Die Pflege des Badezimmers kann manchmal ziemlich mühsam wirken – vor allem, wenn es um rissige Fugen geht. Dieses Problem beeinträchtigt nicht nur die Optik, sondern kann auch zu Wasserschäden führen, wenn man es ignoriert. Mein Vater, ein erfahrener Heimwerker, hat mir einen simplen, aber genialen Trick gezeigt, wie man rissige Fugen im Bad reparieren kann, ohne sie komplett rauszureißen. Die Methode spart Zeit, Nerven und Geld – perfekt, wenn du dein Bad in Schuss halten willst, ohne gleich eine große Renovierung zu starten.

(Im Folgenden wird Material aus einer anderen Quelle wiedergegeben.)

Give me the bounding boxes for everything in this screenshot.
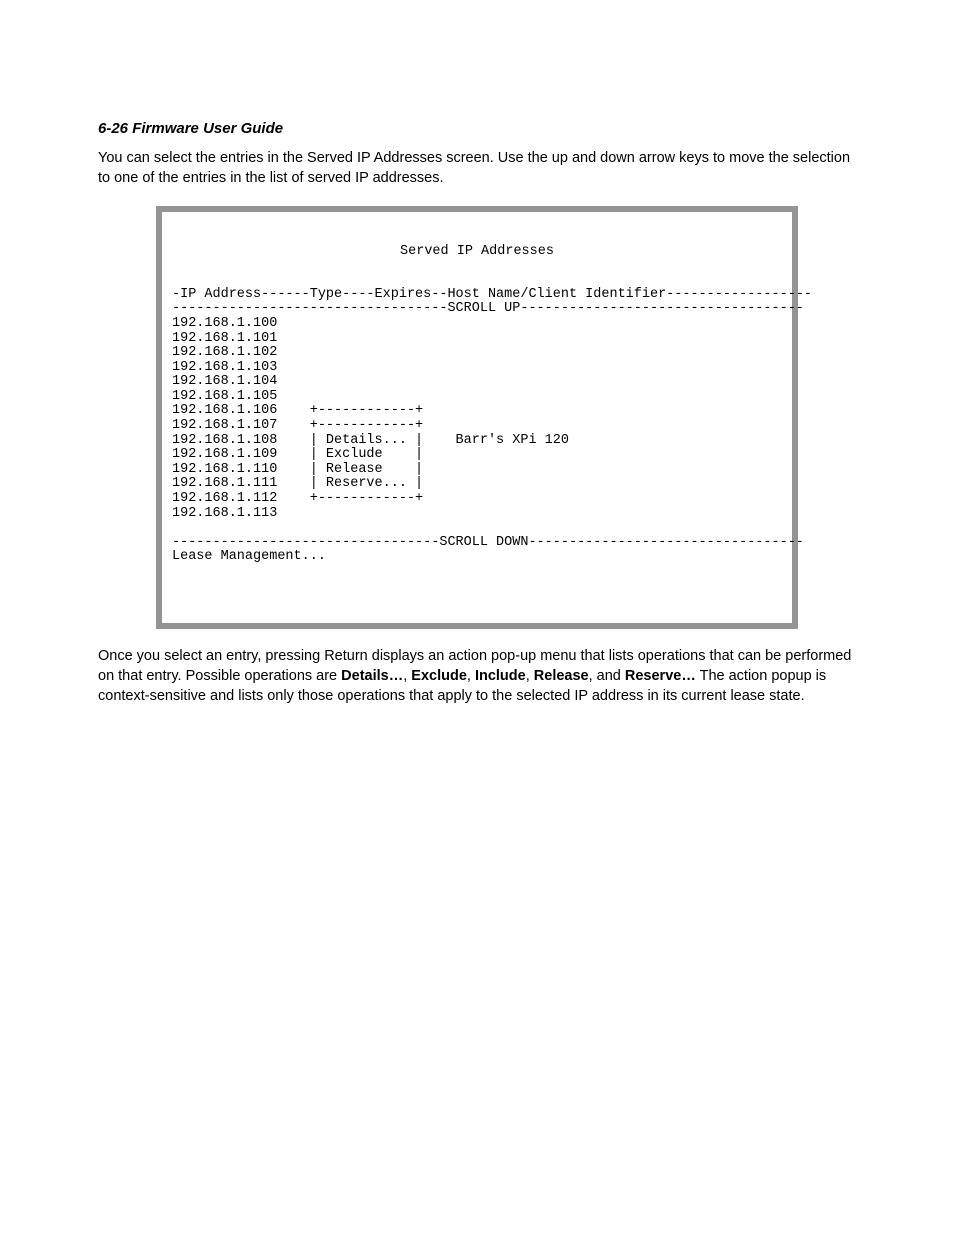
scroll-up-line: ----------------------------------SCROLL… (172, 301, 804, 316)
document-page: 6-26 Firmware User Guide You can select … (0, 0, 954, 706)
terminal-screen: Served IP Addresses -IP Address------Typ… (172, 230, 782, 579)
terminal-column-header: -IP Address------Type----Expires--Host N… (172, 287, 812, 302)
intro-paragraph: You can select the entries in the Served… (98, 149, 856, 188)
lease-management-link[interactable]: Lease Management... (172, 549, 326, 564)
page-header: 6-26 Firmware User Guide (98, 120, 856, 137)
op-reserve: Reserve… (625, 668, 696, 684)
scroll-down-line: ---------------------------------SCROLL … (172, 535, 804, 550)
page-number: 6-26 (98, 120, 128, 137)
op-include: Include (475, 668, 526, 684)
page-title: Firmware User Guide (132, 120, 283, 137)
op-release: Release (534, 668, 589, 684)
op-details: Details… (341, 668, 403, 684)
terminal-rows: 192.168.1.100 192.168.1.101 192.168.1.10… (172, 317, 782, 521)
terminal-frame: Served IP Addresses -IP Address------Typ… (156, 206, 798, 629)
outro-paragraph: Once you select an entry, pressing Retur… (98, 647, 856, 706)
op-exclude: Exclude (411, 668, 467, 684)
terminal-title: Served IP Addresses (172, 245, 782, 260)
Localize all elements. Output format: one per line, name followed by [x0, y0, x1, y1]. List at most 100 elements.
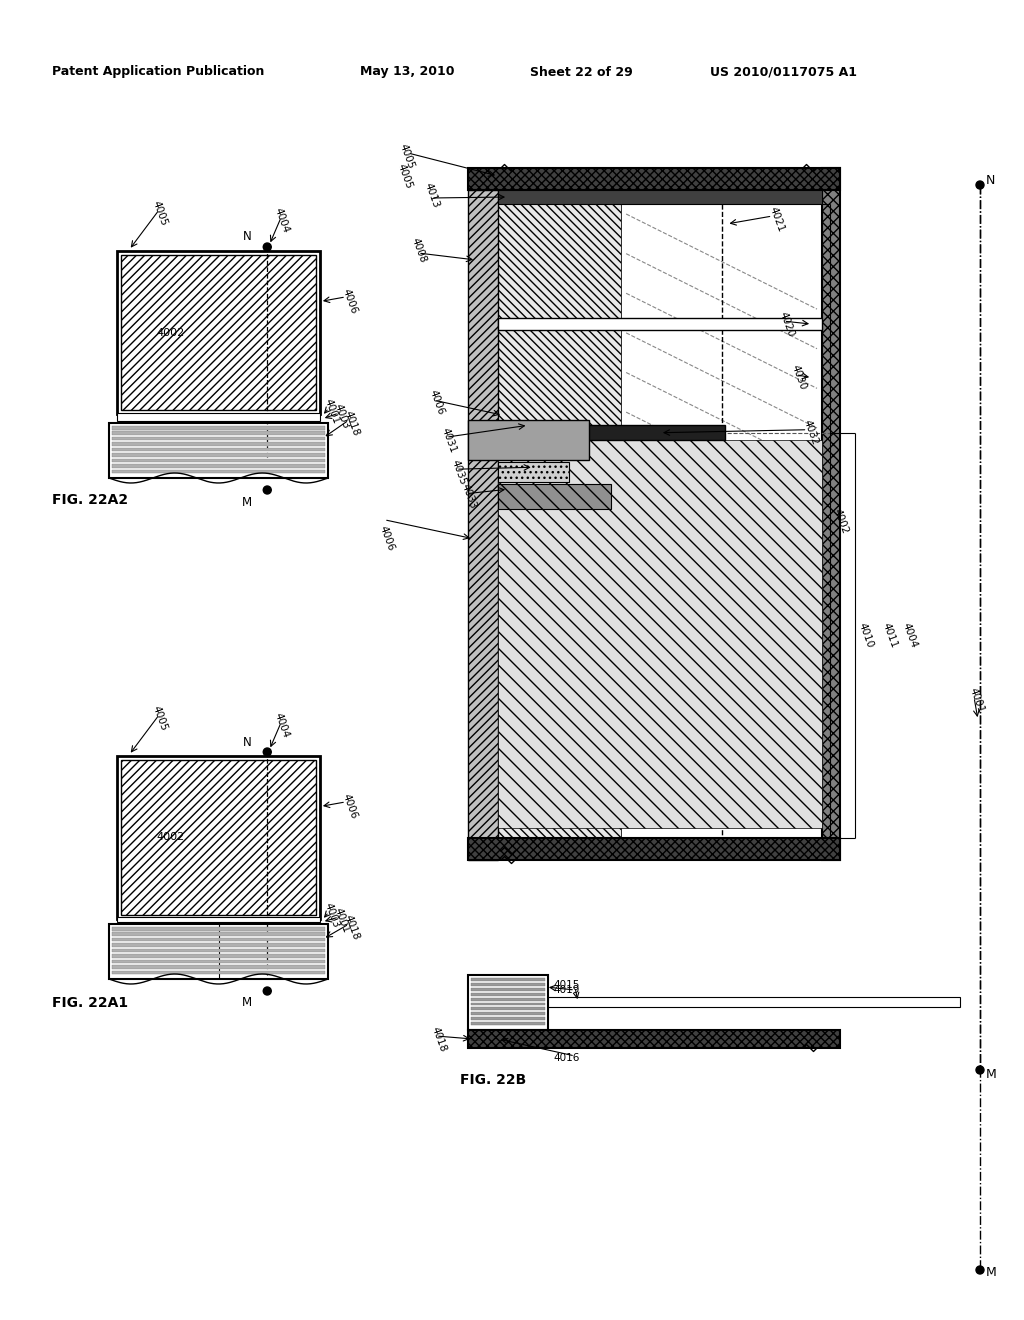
- Text: 4006: 4006: [341, 288, 359, 315]
- Bar: [112, 442, 325, 446]
- Bar: [112, 927, 325, 931]
- Text: 4001: 4001: [333, 906, 351, 935]
- Text: 4006: 4006: [341, 792, 359, 821]
- Text: 4021: 4021: [767, 205, 785, 234]
- Text: 4030: 4030: [790, 363, 808, 392]
- Bar: [468, 190, 498, 861]
- Bar: [468, 168, 840, 190]
- Text: M: M: [243, 495, 252, 508]
- Text: 4031: 4031: [440, 426, 459, 454]
- Bar: [112, 944, 325, 946]
- Text: 4019: 4019: [553, 985, 580, 995]
- Circle shape: [976, 1266, 984, 1274]
- Circle shape: [263, 748, 271, 756]
- Bar: [112, 470, 325, 473]
- Text: 4011: 4011: [881, 622, 899, 649]
- Text: 4005: 4005: [151, 199, 169, 227]
- Circle shape: [263, 987, 271, 995]
- Circle shape: [263, 486, 271, 494]
- Text: May 13, 2010: May 13, 2010: [360, 66, 455, 78]
- Text: 4013: 4013: [423, 181, 441, 209]
- Bar: [471, 1022, 545, 1026]
- Bar: [471, 1012, 545, 1015]
- Circle shape: [263, 243, 271, 251]
- Text: 4008: 4008: [410, 236, 428, 264]
- Bar: [498, 190, 822, 205]
- Bar: [109, 924, 328, 979]
- Text: 4035: 4035: [450, 458, 468, 486]
- Bar: [471, 1002, 545, 1006]
- Text: Patent Application Publication: Patent Application Publication: [52, 66, 264, 78]
- Text: 4004: 4004: [272, 711, 291, 739]
- Bar: [622, 205, 822, 838]
- Bar: [117, 756, 319, 919]
- Bar: [471, 998, 545, 1001]
- Text: 4016: 4016: [553, 1053, 580, 1063]
- Bar: [471, 983, 545, 986]
- Text: 4003: 4003: [323, 902, 341, 929]
- Bar: [498, 425, 725, 441]
- Text: N: N: [243, 735, 252, 748]
- Bar: [112, 453, 325, 457]
- Text: 4018: 4018: [430, 1024, 449, 1053]
- Text: FIG. 22A1: FIG. 22A1: [52, 997, 128, 1010]
- Bar: [498, 462, 569, 482]
- Bar: [112, 939, 325, 941]
- Bar: [468, 420, 589, 461]
- Bar: [121, 255, 316, 411]
- Bar: [117, 413, 319, 421]
- Bar: [468, 1030, 840, 1048]
- Bar: [468, 838, 840, 861]
- Text: 4002: 4002: [831, 507, 850, 535]
- Text: 4006: 4006: [378, 524, 396, 553]
- Text: 4005: 4005: [151, 704, 169, 733]
- Bar: [112, 437, 325, 441]
- Text: 4018: 4018: [343, 913, 361, 941]
- Bar: [112, 465, 325, 467]
- Text: 4032: 4032: [802, 418, 820, 447]
- Bar: [109, 422, 328, 478]
- Bar: [112, 970, 325, 974]
- Text: 4002: 4002: [157, 327, 185, 338]
- Text: M: M: [243, 997, 252, 1010]
- Text: 4018: 4018: [343, 409, 361, 437]
- Bar: [468, 975, 548, 1030]
- Text: N: N: [986, 173, 995, 186]
- Bar: [471, 987, 545, 991]
- Bar: [471, 1018, 545, 1020]
- Bar: [112, 960, 325, 964]
- Bar: [548, 997, 961, 1007]
- Text: 4004: 4004: [272, 206, 291, 234]
- Bar: [471, 978, 545, 981]
- Bar: [117, 917, 319, 921]
- Text: M: M: [986, 1068, 996, 1081]
- Bar: [471, 993, 545, 995]
- Text: Sheet 22 of 29: Sheet 22 of 29: [530, 66, 633, 78]
- Text: 4001: 4001: [968, 686, 986, 714]
- Bar: [112, 965, 325, 969]
- Text: 4001: 4001: [323, 397, 341, 425]
- Text: FIG. 22B: FIG. 22B: [460, 1073, 526, 1086]
- Text: 4005: 4005: [398, 143, 417, 170]
- Bar: [498, 484, 611, 510]
- Bar: [498, 441, 822, 828]
- Bar: [822, 168, 840, 861]
- Bar: [112, 447, 325, 451]
- Bar: [471, 1007, 545, 1010]
- Text: FIG. 22A2: FIG. 22A2: [52, 492, 128, 507]
- Text: 4004: 4004: [901, 622, 920, 649]
- Text: M: M: [986, 1266, 996, 1279]
- Bar: [112, 426, 325, 429]
- Text: 4002: 4002: [157, 833, 185, 842]
- Circle shape: [976, 1067, 984, 1074]
- Bar: [112, 949, 325, 952]
- Text: 4010: 4010: [857, 622, 876, 649]
- Circle shape: [976, 181, 984, 189]
- Bar: [112, 458, 325, 462]
- Bar: [498, 205, 622, 838]
- Bar: [112, 954, 325, 958]
- Text: US 2010/0117075 A1: US 2010/0117075 A1: [710, 66, 857, 78]
- Bar: [112, 432, 325, 436]
- Text: N: N: [243, 231, 252, 243]
- Bar: [498, 318, 822, 330]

Warum rissige Fugen zum Problem werden
Risse in den Fugen sind im Bad weit verbreitet, weil hier ständig Feuchtigkeit und Temperaturschwankungen herrschen. Mit der Zeit wird das Material spröde und verliert seine Klebekraft – unschöne Risse und Lücken sind die Folge. Das sieht nicht nur schlecht aus, sondern lässt auch Wasser durch, was Schimmel und sogar Schäden an der Bausubstanz verursachen kann. Deshalb ist es wichtig, schnell zu handeln, bevor sich das Ganze verschlimmert.
Was du für die Reparatur brauchst
Für diesen Trick brauchst du nur ein paar einfache Dinge: eine Kartusche Silikon (am besten in der gleichen Farbe wie deine alten Fugen), ein Fugenglätter oder einen Plastiklöffel, ein Cuttermesser, etwas Isopropyl-Alkohol, ein sauberes Tuch und Malerkrepp. Alles bekommst du problemlos im Baumarkt – und damit bist du bestens gerüstet.
Schritt-für-Schritt-Anleitung
Reinige zuerst die betroffene Stelle gründlich mit Alkohol und einem Tuch, damit Schmutz und Seifenreste weg sind. Nur so hält das neue Silikon richtig.
Klebe dann mit Malerkrepp die Kanten rund um die Risse ab, damit du saubere Linien bekommst.
Trage nun eine dünne Spur Silikon direkt über den Riss auf und achte darauf, dass die Lücke komplett gefüllt ist.
Glätte das Ganze mit einem Fugenglätter oder dem Rücken eines Plastiklöffels und entferne überschüssiges Material.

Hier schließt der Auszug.